Sentenza dedotta tempestivamente in appello da
__________ che con atto
30 giugno 2003 ha postulato l'annullamento del
fallimento;
preso atto delle osservazioni 15 luglio 2003 della
parte appellata;
ritenuto che con ordinanza presidenziale 7 luglio
2003 all'appello è stato
concesso effetto sospensivo parziale;
ritenuto
In fatto: A. Con
istanza 21 marzo 2003 la __________ ha chiesto il fallimento della __________
per fr. 2'152.-- oltre accessori e dedotti eventuali acconti.
B. All'udienza
di contraddittorio dell'11 giugno 2003 nessuno è comparso.
C. Il
24 giugno 2003 la Pretore del Distretto del Lugano, Sezione 5, ha pronunciato
il fallimento della __________ a far tempo da martedì __________ alle ore
14.00.
D. Con
atto d'appello 30 giugno 2003 la __________ ha postulato la declaratoria di
nullità del decreto di fallimento, sostenendo di avere saldato l'esecuzione in
oggetto n. __________ il 10 giugno 2003 direttamente all'Ufficio esecuzione di
Lugano e producendo una ricevuta postale 10 giugno 2003 risp. un fax inviato
all'UE di Lugano relativi al versamento di fr. 2'499.-- a favore della
__________ (doc. A).
E. Con
le sue osservazioni la __________ ha chiesto che le spese vengano caricate
all'appellante, ritenuto che era compito della debitrice produrre in Pretura la
prova dell'avvenuto pagamento del suo debito.
Considerato
In diritto: 1. Per
l'art. 174 cpv. 1 LEF la decisione del giudice del fallimento può essere
deferita all'autorità giudiziaria superiore entro dieci giorni dalla
notificazione. Le parti possono avvalersi di fatti nuovi, se questi si sono
verificati anteriormente alla decisione di prima istanza.
-
L'appellante
adduce di avere saldato il debito in oggetto anteriormente alla dichiarazione
di fallimento. A sostegno del suo assunto liberatorio la __________ ha prodotto
quanto indicato nella narrativa fattuale sub D. Questi documenti costituiscono
prova sufficiente del pagamento effettuato ante dichiarazione di decozione. Di
conseguenza il fallimento va annullato ex art. 174 cpv. 1 LEF.
-
L'appello
30 giugno 2003 della __________ va quindi accolto.
La tassa
di giustizia è posta a carico dell'appellante in ambo le sedi (art. 9 OTLEF),
non essendo la stessa comparsa avanti al primo giudice e non avendo quindi
prodotto in tale sede il documento topico. Non si assegnano indennità in
mancanza di petitum in tal senso (art. 62 cpv. 1 OTLEF).
Le spese
dell'Ufficio fallimenti sono caricate all'appellante.
Per questi motivi,
richiamato l'art. 174 cpv. 1 OTLEF
pronuncia:
I. L'appello
30 giugno 2003 di __________, è accolto.
"1.
La dichiarazione di fallimento 24 giugno 2003 pronunciata
dalla Pretore del Distretto di Lugano, Sezione 5, inc.

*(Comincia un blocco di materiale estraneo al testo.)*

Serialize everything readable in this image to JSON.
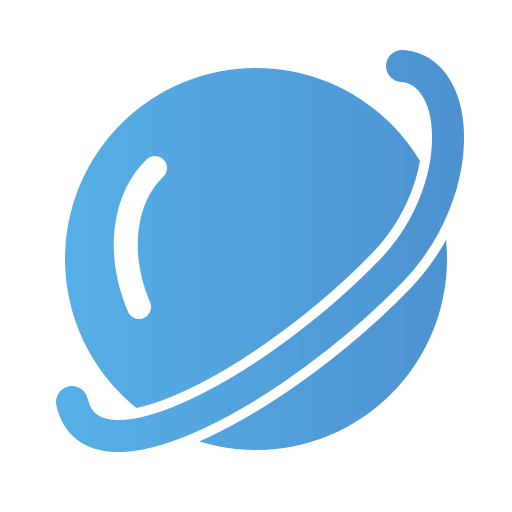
{
  "icon": {
    "name": "planet-icon",
    "colors": {
      "gradient_start": "#56AFE6",
      "gradient_end": "#4D93D1",
      "background": "#FFFFFF"
    }
  }
}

FA. __________, nei confronti di __________, è annullata.
- La
tassa di giustizia di prima sede di fr. 80.--, da anticipare
come
di rito, è posta a carico di __________.
- Le
spese dell'Ufficio fallimenti di Lugano, da anticipare come
di
rito, sono poste a carico di __________."
II. La
tassa di giustizia di fr. 120.-- del presente giudizio, già anticipata
dall'appellante, resta a suo carico.
III. Intimazione:
__________.
Comunicazione
alla Pretura del Distretto di Lugano, Sezione 5.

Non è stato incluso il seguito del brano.